Le 1er octobre, une juge américaine a soutenu l’université Harvard contre des plaignants qui lui reprochaient d’utiliser des procédures discriminatoires – notamment contre les Américains d’origine asiatique – pour le recrutement de ses étudiants. La juge n’a pas défendu les procédures en question – bien au contraire, elle a reconnu qu’elles étaient « imparfaites », et qu’elles utilisaient des critères raciaux au service d’un objectif : augmenter la diversité du corps étudiant – mais que Harvard étant une université privée, ses procédures de recrutement n’avaient pas besoin d’être parfaites, mais d’être simplement conformes à la loi. Les plaignants ont fait appel.
Trois semaines auparavant, une étude utilisant les données rendues disponibles par le procès a été publiée par des chercheurs d’autres universités (« Legacy and Athlete Preferences at Harvard », Peter Arcidiaconio, Josh Kinsler et Tyler Ransom, Duke University et National Bureau of Economic Research, 11 septembre). Elle montre que 43 % des recrutés blancs tombent dans une des quatre catégories qui bénécient d’un examen allégé du dossier de candidature : les sportifs de haut niveau,
les enfants d’employés de Harvard, les enfants ou autres parents d’anciens, et ceux signalés par le doyen (typiquement parce que leurs parents sont donateurs de l’université).

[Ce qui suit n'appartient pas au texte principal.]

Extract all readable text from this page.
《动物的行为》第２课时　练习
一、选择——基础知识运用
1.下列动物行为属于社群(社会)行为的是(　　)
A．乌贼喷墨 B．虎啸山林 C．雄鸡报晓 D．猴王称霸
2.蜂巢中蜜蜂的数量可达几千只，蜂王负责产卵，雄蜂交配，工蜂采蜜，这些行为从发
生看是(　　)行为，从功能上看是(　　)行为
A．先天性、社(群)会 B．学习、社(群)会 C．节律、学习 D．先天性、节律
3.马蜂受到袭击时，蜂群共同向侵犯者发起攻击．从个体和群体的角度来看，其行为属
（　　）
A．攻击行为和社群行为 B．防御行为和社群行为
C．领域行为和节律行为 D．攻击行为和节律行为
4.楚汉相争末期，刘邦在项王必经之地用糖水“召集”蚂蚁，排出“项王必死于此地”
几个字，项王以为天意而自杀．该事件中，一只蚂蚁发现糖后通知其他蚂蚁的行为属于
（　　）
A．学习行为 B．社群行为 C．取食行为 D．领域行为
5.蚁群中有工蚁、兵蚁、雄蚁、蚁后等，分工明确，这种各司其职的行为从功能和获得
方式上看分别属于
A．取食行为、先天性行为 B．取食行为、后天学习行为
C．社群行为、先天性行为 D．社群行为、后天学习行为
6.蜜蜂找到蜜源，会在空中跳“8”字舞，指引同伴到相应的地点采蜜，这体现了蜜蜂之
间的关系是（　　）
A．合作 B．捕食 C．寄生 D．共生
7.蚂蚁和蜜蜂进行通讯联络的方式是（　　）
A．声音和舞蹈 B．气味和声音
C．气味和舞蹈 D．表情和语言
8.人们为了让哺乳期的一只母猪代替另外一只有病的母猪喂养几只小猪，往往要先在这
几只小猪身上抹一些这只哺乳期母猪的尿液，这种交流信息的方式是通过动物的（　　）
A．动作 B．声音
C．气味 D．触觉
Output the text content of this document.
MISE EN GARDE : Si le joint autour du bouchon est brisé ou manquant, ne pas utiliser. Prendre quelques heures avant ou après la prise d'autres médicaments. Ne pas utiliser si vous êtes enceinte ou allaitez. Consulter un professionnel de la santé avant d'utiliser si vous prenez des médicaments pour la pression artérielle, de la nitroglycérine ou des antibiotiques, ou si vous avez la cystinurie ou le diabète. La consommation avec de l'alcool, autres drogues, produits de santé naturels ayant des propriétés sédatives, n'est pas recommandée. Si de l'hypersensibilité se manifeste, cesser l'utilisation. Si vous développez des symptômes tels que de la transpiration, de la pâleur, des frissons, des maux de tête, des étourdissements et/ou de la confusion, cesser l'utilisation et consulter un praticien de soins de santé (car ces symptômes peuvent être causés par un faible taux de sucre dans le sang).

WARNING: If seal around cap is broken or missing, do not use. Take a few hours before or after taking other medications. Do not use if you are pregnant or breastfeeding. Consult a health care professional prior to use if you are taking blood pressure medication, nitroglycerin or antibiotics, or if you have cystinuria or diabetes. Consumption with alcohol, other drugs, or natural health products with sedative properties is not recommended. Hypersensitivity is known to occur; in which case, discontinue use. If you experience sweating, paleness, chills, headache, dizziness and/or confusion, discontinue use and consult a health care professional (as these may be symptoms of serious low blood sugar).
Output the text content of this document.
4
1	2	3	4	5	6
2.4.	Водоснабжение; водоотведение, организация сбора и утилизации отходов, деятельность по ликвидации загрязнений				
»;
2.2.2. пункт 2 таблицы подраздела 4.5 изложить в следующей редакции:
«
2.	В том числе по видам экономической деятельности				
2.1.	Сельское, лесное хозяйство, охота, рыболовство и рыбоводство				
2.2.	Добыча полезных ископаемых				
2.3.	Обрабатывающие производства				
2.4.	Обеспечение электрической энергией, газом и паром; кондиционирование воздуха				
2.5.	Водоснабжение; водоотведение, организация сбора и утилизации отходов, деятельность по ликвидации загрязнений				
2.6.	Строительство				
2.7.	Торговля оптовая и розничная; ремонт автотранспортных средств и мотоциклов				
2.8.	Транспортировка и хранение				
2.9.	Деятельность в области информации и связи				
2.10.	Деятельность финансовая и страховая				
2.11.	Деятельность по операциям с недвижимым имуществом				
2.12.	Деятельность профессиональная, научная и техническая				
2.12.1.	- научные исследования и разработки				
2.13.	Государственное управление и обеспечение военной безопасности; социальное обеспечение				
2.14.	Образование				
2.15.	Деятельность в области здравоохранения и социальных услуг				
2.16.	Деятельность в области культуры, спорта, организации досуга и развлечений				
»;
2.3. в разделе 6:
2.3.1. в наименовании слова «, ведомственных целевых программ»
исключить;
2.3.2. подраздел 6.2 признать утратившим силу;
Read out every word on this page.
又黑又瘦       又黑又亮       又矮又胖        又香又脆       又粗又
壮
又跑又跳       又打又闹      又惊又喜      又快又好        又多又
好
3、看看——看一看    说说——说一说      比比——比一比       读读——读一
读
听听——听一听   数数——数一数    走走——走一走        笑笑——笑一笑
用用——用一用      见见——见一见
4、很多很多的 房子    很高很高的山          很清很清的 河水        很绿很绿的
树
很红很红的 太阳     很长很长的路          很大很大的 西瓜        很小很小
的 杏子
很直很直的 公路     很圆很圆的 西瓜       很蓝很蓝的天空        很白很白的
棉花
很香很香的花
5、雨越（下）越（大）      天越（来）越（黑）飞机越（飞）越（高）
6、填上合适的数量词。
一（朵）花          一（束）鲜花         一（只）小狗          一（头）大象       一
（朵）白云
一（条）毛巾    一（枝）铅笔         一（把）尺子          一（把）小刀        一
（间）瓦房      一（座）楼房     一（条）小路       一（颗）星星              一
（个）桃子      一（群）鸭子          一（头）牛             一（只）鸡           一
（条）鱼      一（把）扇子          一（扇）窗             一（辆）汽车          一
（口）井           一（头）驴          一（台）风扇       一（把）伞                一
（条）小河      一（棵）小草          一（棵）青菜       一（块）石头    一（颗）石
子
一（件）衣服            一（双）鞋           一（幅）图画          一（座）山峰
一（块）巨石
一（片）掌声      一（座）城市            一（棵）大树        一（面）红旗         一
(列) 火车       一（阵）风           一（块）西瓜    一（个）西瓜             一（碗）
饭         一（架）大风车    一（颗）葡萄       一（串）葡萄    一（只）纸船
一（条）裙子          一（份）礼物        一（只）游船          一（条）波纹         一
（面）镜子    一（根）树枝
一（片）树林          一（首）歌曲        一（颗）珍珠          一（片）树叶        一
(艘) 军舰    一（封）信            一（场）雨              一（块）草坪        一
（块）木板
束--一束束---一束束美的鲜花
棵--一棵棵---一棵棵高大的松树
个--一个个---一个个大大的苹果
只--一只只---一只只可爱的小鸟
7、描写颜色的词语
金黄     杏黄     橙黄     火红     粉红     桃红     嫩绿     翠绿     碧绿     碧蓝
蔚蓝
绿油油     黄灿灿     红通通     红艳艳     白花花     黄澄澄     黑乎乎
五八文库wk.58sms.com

Mais parmi les Afro-Américains et Américains d’origine asiatique et hispanique, seuls 16 % figurent dans ces catégories favorisées. Utilisant les données détaillées sur les dossiers de candidature pour construire un modèle du processus implicite de décision, les chercheurs estiment qu’environ les trois quarts des admis dans ces catégories n’auraient pas été admis s’ils n’y avaient pas figuré.
Catégories favorisées
Autrement dit, presque un tiers des étudiants actuels d’origine ethnique blanche n’auraient pas été recrutés si on leur avait appliqué les critères de mérite que Harvard prétend appliquer au reste du corps étudiant. Si le modèle des auteurs est valable, Harvard recruterait des proportions sensiblement plus élevées d’Afro-Américains et d’Américains d’origine asiatique et hispanique si les candidatures issues de ces quatre catégories privilégiées n’étaient pas favorisées. En particulier, les Américains d’origine asiatique auraient 9 % de plus d’étudiants admis si seulement les préférences pour les sportifs de haut niveau étaient éliminées.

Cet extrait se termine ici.